Mathematics would not work,
he should have filled the bulb with water.
Throw away your pencils,
try to use your head.
Don’t you know technology kills,
don’t you know we’ll soon be dead?
Hey, I didn’t say it was a good poem.
(Neither did my English Teacher, if I recall.)
The point is, I’ve always been a bit paranoid about technology. Yes, I am indeed frightened by the vision of a world where people do not understand Technology Risk. Since writing that poem, movies like War Games and Tron and Terminator morphed into real live news stories starting with the Challenger Space Shuttle and ending with the BP Gulf disaster.
And now Wikileaks is threatening to attack Bank of America with a planned, mass breach of information security!
I thank the Congress of 1996 for Gramm Leach Bliley. I know, many bank executives roll their eyes in irritation when I say that, and I can’t blame them. Like anything else, “compliance” is costing much more than it should have to. I’m there. I understand that.
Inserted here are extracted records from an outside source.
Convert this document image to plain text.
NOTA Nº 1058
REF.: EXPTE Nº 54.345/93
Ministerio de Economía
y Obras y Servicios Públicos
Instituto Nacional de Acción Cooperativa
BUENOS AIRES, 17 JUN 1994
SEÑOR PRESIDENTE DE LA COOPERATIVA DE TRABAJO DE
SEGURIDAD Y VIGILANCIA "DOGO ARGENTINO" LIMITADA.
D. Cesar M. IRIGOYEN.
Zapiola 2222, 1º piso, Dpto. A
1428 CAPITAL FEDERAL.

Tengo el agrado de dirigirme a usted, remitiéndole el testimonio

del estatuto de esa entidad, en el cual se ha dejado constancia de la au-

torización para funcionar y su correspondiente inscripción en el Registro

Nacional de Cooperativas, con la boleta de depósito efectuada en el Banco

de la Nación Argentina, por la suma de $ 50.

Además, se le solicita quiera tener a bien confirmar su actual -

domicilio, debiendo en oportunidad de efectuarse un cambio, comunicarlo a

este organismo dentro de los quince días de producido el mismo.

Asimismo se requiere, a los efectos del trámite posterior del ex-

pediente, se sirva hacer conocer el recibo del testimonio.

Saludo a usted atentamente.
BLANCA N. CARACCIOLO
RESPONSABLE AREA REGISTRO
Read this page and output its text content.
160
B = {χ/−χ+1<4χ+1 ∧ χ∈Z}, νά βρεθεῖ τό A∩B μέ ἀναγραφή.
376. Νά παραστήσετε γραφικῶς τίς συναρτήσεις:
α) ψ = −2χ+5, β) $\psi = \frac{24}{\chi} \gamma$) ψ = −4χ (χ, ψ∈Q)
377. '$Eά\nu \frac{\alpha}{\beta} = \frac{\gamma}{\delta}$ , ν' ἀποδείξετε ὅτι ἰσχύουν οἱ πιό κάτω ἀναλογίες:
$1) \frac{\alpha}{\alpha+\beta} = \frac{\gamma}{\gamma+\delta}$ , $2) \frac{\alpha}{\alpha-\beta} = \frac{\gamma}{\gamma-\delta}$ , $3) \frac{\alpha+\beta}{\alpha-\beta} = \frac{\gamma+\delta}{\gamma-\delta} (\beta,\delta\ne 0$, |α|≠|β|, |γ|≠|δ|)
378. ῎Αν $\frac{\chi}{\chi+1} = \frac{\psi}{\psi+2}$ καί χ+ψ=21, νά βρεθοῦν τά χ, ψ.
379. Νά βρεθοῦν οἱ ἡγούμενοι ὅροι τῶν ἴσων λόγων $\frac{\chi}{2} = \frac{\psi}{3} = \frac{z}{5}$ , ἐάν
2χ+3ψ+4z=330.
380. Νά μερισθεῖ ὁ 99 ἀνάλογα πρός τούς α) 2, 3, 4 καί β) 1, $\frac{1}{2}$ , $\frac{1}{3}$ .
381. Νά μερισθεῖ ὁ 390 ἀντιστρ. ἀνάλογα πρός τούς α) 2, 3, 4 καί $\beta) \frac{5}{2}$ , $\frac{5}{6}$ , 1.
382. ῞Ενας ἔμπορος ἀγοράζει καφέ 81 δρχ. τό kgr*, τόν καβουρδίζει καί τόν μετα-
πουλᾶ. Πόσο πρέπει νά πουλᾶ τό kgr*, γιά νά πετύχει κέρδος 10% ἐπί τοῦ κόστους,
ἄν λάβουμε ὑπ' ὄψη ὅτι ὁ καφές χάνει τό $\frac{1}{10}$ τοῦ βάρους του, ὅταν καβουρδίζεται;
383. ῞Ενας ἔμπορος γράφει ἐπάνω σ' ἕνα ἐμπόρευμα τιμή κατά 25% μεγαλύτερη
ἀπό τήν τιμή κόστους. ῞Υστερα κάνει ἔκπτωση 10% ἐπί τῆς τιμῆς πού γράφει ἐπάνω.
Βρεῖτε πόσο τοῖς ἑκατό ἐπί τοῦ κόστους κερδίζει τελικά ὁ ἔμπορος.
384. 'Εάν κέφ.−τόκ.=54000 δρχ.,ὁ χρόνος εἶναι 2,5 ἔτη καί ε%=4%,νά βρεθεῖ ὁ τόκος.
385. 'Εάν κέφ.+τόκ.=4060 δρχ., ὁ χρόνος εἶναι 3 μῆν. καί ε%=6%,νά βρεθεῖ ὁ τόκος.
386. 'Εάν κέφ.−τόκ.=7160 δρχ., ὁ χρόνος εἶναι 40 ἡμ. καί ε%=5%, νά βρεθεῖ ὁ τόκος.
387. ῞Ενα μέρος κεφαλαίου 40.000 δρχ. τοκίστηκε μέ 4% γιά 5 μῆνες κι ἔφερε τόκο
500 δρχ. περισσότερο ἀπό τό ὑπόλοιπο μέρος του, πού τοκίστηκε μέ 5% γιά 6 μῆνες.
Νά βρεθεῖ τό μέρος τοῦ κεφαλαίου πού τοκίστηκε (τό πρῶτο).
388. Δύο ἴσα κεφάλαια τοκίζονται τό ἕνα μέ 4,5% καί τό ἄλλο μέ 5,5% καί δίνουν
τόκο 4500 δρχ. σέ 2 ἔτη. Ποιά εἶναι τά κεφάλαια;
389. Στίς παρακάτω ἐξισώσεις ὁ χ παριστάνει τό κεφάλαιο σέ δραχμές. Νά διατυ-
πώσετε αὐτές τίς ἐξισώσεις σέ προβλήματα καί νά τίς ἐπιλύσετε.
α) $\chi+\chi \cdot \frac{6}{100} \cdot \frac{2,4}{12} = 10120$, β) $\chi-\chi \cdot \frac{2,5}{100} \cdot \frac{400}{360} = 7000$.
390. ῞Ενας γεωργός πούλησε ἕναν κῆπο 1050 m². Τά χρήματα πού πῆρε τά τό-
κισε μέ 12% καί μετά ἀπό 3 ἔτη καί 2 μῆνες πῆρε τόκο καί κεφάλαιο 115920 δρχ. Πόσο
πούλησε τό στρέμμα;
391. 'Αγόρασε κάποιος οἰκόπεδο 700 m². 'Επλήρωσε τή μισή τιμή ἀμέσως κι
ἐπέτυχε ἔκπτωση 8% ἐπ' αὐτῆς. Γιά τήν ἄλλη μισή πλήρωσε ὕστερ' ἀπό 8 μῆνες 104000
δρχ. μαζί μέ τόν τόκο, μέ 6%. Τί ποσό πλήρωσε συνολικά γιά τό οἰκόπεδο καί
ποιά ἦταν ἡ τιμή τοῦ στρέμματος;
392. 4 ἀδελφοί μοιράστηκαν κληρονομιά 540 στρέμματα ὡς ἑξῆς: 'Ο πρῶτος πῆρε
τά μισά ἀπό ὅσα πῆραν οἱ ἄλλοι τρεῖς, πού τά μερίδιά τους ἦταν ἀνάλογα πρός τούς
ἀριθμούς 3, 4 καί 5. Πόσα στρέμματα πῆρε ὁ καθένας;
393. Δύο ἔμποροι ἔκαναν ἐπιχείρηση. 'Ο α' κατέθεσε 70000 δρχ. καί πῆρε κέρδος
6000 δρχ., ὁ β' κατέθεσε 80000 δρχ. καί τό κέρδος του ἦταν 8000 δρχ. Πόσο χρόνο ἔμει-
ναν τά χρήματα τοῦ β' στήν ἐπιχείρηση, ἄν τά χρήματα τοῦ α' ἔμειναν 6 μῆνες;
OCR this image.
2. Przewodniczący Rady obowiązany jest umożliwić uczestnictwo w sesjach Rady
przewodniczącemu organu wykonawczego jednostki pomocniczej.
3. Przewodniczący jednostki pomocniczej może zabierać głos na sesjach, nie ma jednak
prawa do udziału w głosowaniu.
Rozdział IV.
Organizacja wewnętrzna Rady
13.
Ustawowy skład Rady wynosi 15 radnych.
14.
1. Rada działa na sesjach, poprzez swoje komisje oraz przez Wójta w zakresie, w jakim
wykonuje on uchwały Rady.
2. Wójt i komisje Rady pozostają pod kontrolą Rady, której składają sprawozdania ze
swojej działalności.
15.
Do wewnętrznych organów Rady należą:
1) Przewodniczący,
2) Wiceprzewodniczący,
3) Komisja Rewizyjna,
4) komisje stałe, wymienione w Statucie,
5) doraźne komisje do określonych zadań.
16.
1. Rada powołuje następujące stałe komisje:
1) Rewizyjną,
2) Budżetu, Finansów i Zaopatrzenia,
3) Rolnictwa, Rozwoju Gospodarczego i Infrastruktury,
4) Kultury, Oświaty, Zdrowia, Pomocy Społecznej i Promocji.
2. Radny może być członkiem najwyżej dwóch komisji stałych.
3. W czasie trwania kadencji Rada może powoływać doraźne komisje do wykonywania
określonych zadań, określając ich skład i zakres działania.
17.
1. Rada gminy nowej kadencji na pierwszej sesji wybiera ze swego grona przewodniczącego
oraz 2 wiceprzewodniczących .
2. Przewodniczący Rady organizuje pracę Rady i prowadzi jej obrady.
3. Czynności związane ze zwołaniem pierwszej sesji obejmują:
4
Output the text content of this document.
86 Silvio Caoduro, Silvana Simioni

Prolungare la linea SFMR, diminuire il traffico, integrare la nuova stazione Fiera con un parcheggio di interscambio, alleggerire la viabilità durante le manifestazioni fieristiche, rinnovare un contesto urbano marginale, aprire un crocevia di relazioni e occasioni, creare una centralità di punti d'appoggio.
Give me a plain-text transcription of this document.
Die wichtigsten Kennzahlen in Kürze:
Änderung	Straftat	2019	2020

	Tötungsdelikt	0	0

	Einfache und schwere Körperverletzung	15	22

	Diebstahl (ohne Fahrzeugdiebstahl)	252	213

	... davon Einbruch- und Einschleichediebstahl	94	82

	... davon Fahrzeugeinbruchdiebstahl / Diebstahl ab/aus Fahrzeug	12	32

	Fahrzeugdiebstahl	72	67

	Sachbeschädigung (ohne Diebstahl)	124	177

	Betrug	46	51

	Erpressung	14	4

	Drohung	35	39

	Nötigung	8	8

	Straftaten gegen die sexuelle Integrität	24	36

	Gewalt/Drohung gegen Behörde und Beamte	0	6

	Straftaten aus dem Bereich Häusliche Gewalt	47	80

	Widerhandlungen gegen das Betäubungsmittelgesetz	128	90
But if Wikileaks includes Non-public Customer Financial Information in their next big “dump,” consumers can sue them. We haven’t been able to do much about Wikileaks’ total invasion of privacy to-date. But there is a law on the books, Mr. Assange. The collateral damage on this one comes with retribution-teeth. We might not be able to hit you back when you affect our National Security, but this is America. If you hit us in our pocketbooks, we’ll hit you back. If you affect consumer privacy, we’re going to nail you.
We think things are bad because of the recent big-bank-subprime-mortgage-debacle. And they are. But what would have happened had we failed to give information security the attention it truly deserves? As a person who started waving the red flag in the late 1980’s, much to very little avail back then, I’m here to tell you that had we NOT created the documents now so fondly referred to as “the FFIEC Guidelines” or “the HIPAA Security Standard,” the world would look substantially different (and much worse) than it does today.
Imagine what would happen if “THE USER” lost faith in the internet? What would happen if people were AFRAID to log into the Internet? The Great Recession is NOTHING compared to a “Great Suppression” or “The Great Obsession” or “The Closed Session” . . . . who knows what the historians would have called it.
So . . . . . back to the New Leaf . . . I promise to post as often as I can. More importantly, I’m creating a “programmatic approach” to writing for this blog. I think you’ll enjoy the results.